At this point, we've run out of commits to copy, so filter-branch does its last couple of tricks:

  • If there are tags that pointed to existing commits, and you specified a --tag-name-filter, Git makes new tags that point to the copies of those existing commits. Any tag that pointed to A can be left alone, but if a tag pointed to B, filter-branch copies it to a new tag that points to B'; if a tag pointed to C, filter-branch copies that to a new one that points to C'. The names of these new tags are from the --tag-name-filter: the old name goes into the filter, and what comes out is the new tag name.

    If you have no tags, this is all irrelevant.

  • Then, for each branch you named in the branch section of the command line, filter-branch stores the hash ID of the last copied commit into that branch. So here, filter-branch sets the name master to point to C'.

In case of any problem(s), filter-branch copies all the original branch and tag names to refs/original/: the old master becomes refs/original/refs/heads/master. If all has gone well, you eventually want to throw away the refs/original/ names.

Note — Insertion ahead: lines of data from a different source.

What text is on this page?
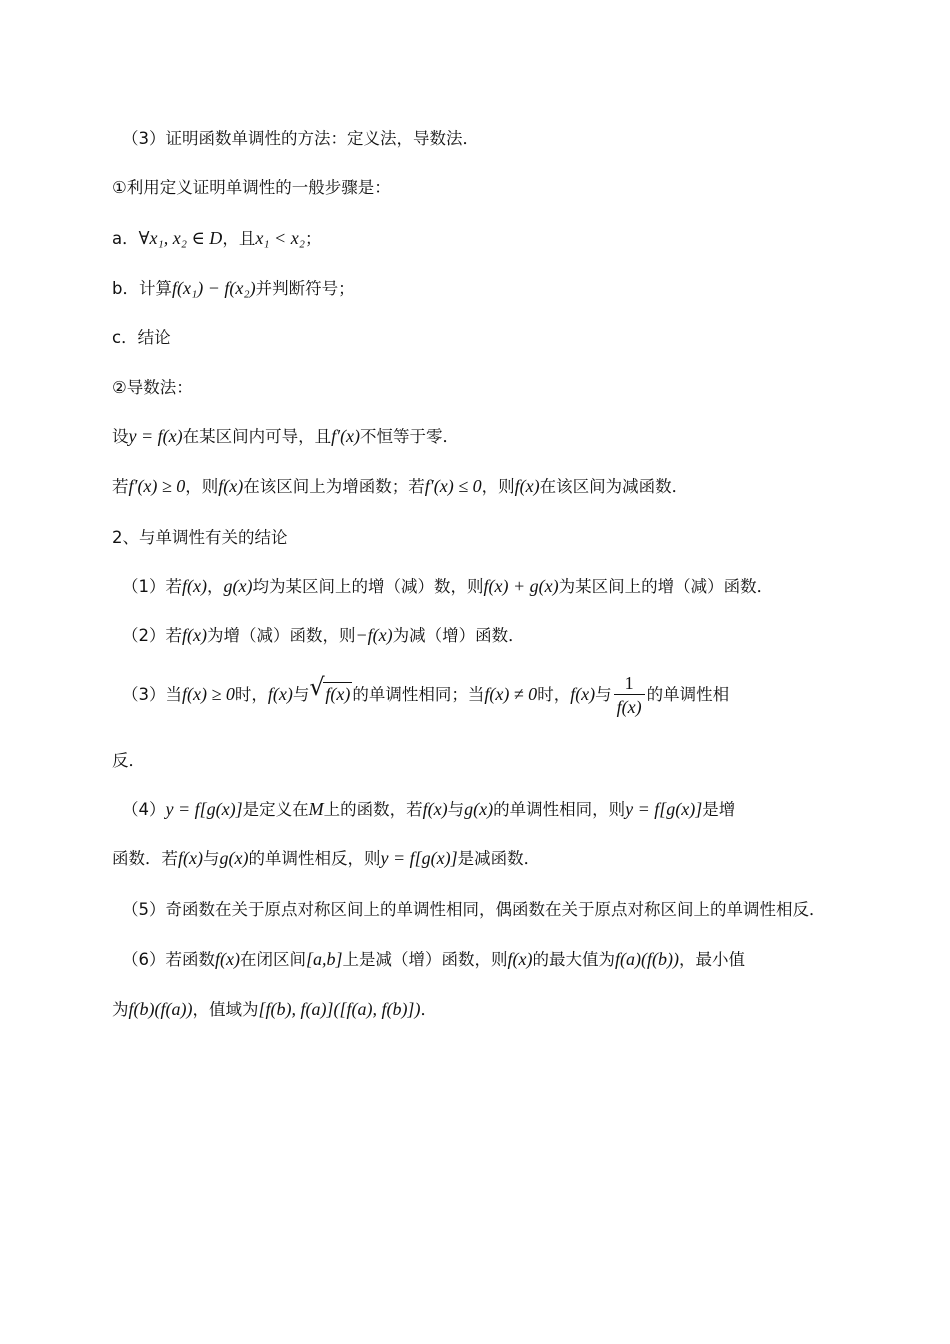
（3）证明函数单调性的方法：定义法，导数法．
①利用定义证明单调性的一般步骤是：
a．∀x₁, x₂ ∈ D，且x₁ < x₂；
b．计算f(x₁) − f(x₂)并判断符号；
c．结论
②导数法：
设y = f(x)在某区间内可导，且f′(x)不恒等于零．
若f′(x) ≥ 0，则f(x)在该区间上为增函数；若f′(x) ≤ 0，则f(x)在该区间为减函数．
2、与单调性有关的结论
（1）若f(x)，g(x)均为某区间上的增（减）数，则f(x) + g(x)为某区间上的增（减）函数．
（2）若f(x)为增（减）函数，则−f(x)为减（增）函数．
（3）当f(x) ≥ 0时，f(x)与 √ f(x) 的单调性相同；当f(x) ≠ 0时，f(x)与 $\frac{1}{f(x)}$ 的单调性相
反．
（4）y = f[g(x)]是定义在M上的函数，若f(x)与g(x)的单调性相同，则y = f[g(x)]是增
函数．若f(x)与g(x)的单调性相反，则y = f[g(x)]是减函数．
（5）奇函数在关于原点对称区间上的单调性相同，偶函数在关于原点对称区间上的单调性相反．
（6）若函数f(x)在闭区间[a,b]上是减（增）函数，则f(x)的最大值为f(a)(f(b))，最小值
为f(b)(f(a))，值域为[f(b), f(a)]([f(a), f(b)])．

The final drawing of the above would then be:

A--B--C   <-- refs/original/refs/heads/master
 \
  B'-C'   <-- master

As in Schwern's answer, you might want to be able to recover if everything goes horribly wrong. A way to do that is to run filter-branch on a copy (e.g., clone) of the repository, instead of on the original. Another way to do that is to note that you can always force all the updated refs back to the way they are as saved in refs/original/ (but that often requires a bit of programming).

Upvotes: 10

Schwern
Schwern

Reputation: 164629

Before you get started rewriting history, I'd recommend tagging your current commit. This will allow you to return to your original version should something go horribly wrong. Or copy your whole repo, just in case.

We rewrite history in bulk with git-filter-branch. This is a bit of a nuclear Swiss army chainsaw. We'll use a --tree-filter to rewrite the directories ("tree") and files. --all says to do all referenced commits (ie. all the branches and tags) not just the ones reachable from your current checkout.

git filter-branch --tree-filter your_rewrite_command --all

This checks out each commit, runs your_rewrite_command, and rewrites the commit with the result.

I'd recommend writing a little shell script to do your rewriting and test it out before running git-filter-branch. Use git ls-files to get a list of all the files in the commit and run clang-format on each.